Net sales in the Asia Pacific region increased by 13.0 percent to $118.6 million, compared with $104.9 million for the first quarter of the prior year. This improvement was due primarily to sales growth in the Greater China and Southeast Asia Pacific regions with China, Singapore and the Philippines experiencing the most meaningful growth. The Greater China region generated net sales growth in excess of 12 percent on a year-over-year basis. However, quarterly sequential sales for this region declined 1.1 percent due to the normal seasonality of the Chinese New Year, as well as the negative media and regulatory focus on businesses in the Company’s industry during the quarter.
Net sales in the Americas/Europe region were essentially flat at $63.8 million, compared with $64.1 million in the prior-year period, due primarily to a net sales decline in the U.S., which was partially offset by net sales growth in other markets in the region.
“As we anticipated, our business in several markets experienced the customary seasonal pressure of the Chinese New Year,” continued Mr. Wentz. “Additionally, the challenging environment that emerged in China during the quarter impacted our sales and customer growth in that market. Although we believe that the environment in China will continue to impact our short-term performance in that market, we remain confident in our growth opportunity in China and will continue to invest and build a sustainable business there. We also remain confident in the underlying strength of our world-wide business, and we expect the initiatives we put in place during 2013 will continue to drive long-term growth for the Company,” concluded Mr. Wentz.

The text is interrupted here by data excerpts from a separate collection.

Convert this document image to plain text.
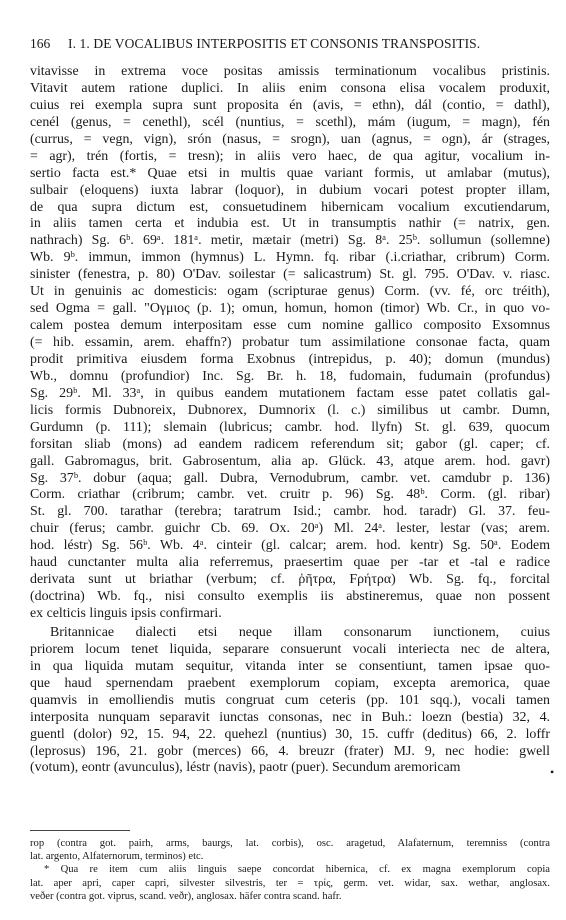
166 I. 1. DE VOCALIBUS INTERPOSITIS ET CONSONIS TRANSPOSITIS.
vitavisse in extrema voce positas amissis terminationum vocalibus pristinis.
Vitavit autem ratione duplici. In aliis enim consona elisa vocalem produxit,
cuius rei exempla supra sunt proposita én (avis, = ethn), dál (contio, = dathl),
cenél (genus, = cenethl), scél (nuntius, = scethl), mám (iugum, = magn), fén
(currus, = vegn, vign), srón (nasus, = srogn), uan (agnus, = ogn), ár (strages,
= agr), trén (fortis, = tresn); in aliis vero haec, de qua agitur, vocalium in-
sertio facta est.* Quae etsi in multis quae variant formis, ut amlabar (mutus),
sulbair (eloquens) iuxta labrar (loquor), in dubium vocari potest propter illam,
de qua supra dictum est, consuetudinem hibernicam vocalium excutiendarum,
in aliis tamen certa et indubia est. Ut in transumptis nathir (= natrix, gen.
nathrach) Sg. 6ᵇ. 69ᵃ. 181ᵃ. metir, mætair (metri) Sg. 8ᵃ. 25ᵇ. sollumun (sollemne)
Wb. 9ᵇ. immun, immon (hymnus) L. Hymn. fq. ribar (.i.criathar, cribrum) Corm.
sinister (fenestra, p. 80) O'Dav. soilestar (= salicastrum) St. gl. 795. O'Dav. v. riasc.
Ut in genuinis ac domesticis: ogam (scripturae genus) Corm. (vv. fé, orc tréith),
sed Ogma = gall. "Ογμιος (p. 1); omun, homun, homon (timor) Wb. Cr., in quo vo-
calem postea demum interpositam esse cum nomine gallico composito Exsomnus
(= hib. essamin, arem. ehaffn?) probatur tum assimilatione consonae facta, quam
prodit primitiva eiusdem forma Exobnus (intrepidus, p. 40); domun (mundus)
Wb., domnu (profundior) Inc. Sg. Br. h. 18, fudomain, fudumain (profundus)
Sg. 29ᵇ. Ml. 33ᵃ, in quibus eandem mutationem factam esse patet collatis gal-
licis formis Dubnoreix, Dubnorex, Dumnorix (l. c.) similibus ut cambr. Dumn,
Gurdumn (p. 111); slemain (lubricus; cambr. hod. llyfn) St. gl. 639, quocum
forsitan sliab (mons) ad eandem radicem referendum sit; gabor (gl. caper; cf.
gall. Gabromagus, brit. Gabrosentum, alia ap. Glück. 43, atque arem. hod. gavr)
Sg. 37ᵇ. dobur (aqua; gall. Dubra, Vernodubrum, cambr. vet. camdubr p. 136)
Corm. criathar (cribrum; cambr. vet. cruitr p. 96) Sg. 48ᵇ. Corm. (gl. ribar)
St. gl. 700. tarathar (terebra; taratrum Isid.; cambr. hod. taradr) Gl. 37. feu-
chuir (ferus; cambr. guichr Cb. 69. Ox. 20ᵃ) Ml. 24ᵃ. lester, lestar (vas; arem.
hod. léstr) Sg. 56ᵇ. Wb. 4ᵃ. cinteir (gl. calcar; arem. hod. kentr) Sg. 50ᵃ. Eodem
haud cunctanter multa alia referremus, praesertim quae per -tar et -tal e radice
derivata sunt ut briathar (verbum; cf. ῥῆτρα, Fρήτρα) Wb. Sg. fq., forcital
(doctrina) Wb. fq., nisi consulto exemplis iis abstineremus, quae non possent
ex celticis linguis ipsis confirmari.
Britannicae dialecti etsi neque illam consonarum iunctionem, cuius
priorem locum tenet liquida, separare consuerunt vocali interiecta nec de altera,
in qua liquida mutam sequitur, vitanda inter se consentiunt, tamen ipsae quo-
que haud spernendam praebent exemplorum copiam, excepta aremorica, quae
quamvis in emolliendis mutis congruat cum ceteris (pp. 101 sqq.), vocali tamen
interposita nunquam separavit iunctas consonas, nec in Buh.: loezn (bestia) 32, 4.
guentl (dolor) 92, 15. 94, 22. quehezl (nuntius) 30, 15. cuffr (deditus) 66, 2. loffr
(leprosus) 196, 21. gobr (merces) 66, 4. breuzr (frater) MJ. 9, nec hodie: gwell
(votum), eontr (avunculus), léstr (navis), paotr (puer). Secundum aremoricam
rop (contra got. pairh, arms, baurgs, lat. corbis), osc. aragetud, Alafaternum, teremniss (contra
lat. argento, Alfaternorum, terminos) etc.
* Qua re item cum aliis linguis saepe concordat hibernica, cf. ex magna exemplorum copia
lat. aper apri, caper capri, silvester silvestris, ter = τρίς, germ. vet. widar, sax. wethar, anglosax.
veðer (contra got. viprus, scand. veðr), anglosax. häfer contra scand. hafr.
•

Increased share repurchase authorization
The Board of Directors has authorized up to $200 million in funding for share repurchases by the Company of its outstanding common stock. This authorization is inclusive of the approximately $13.6 million that was remaining under the prior authorization as of the end of the first quarter of 2014. Repurchases may be made from time to time, in the open market, through block trades or otherwise. The number of shares to be purchased and the timing of purchases will be based on market conditions, the level of cash balances, general business opportunities, and other factors.
The Company provided the following updated financial outlook for 2014:
- Consolidated net sales between $770 million and $790 million, versus the previous outlook of between $790 million and $810 million
- Earnings per share between $5.50 and $5.65, versus the previous outlook of between $5.80 and $5.95
Chief Financial Officer Paul Jones commented, “Although our first quarter results were impacted by a number of factors, we continue to expect our financial performance to accelerate as the year progresses. The pricing and Associate compensation plan initiatives we implemented in 2013, however, will continue to create a challenging year-over-year comparable for our financial performance. Additionally, we anticipate that the environment in China will continue to impact our growth in 2014 and have adjusted our outlook accordingly. We remain committed to growing our business in China and will continue to invest in this important market as part of our growth strategy. We will also continue to advance our personalization strategy around the world and leverage the initiatives we implemented during 2013 to drive long-term growth for the Company.”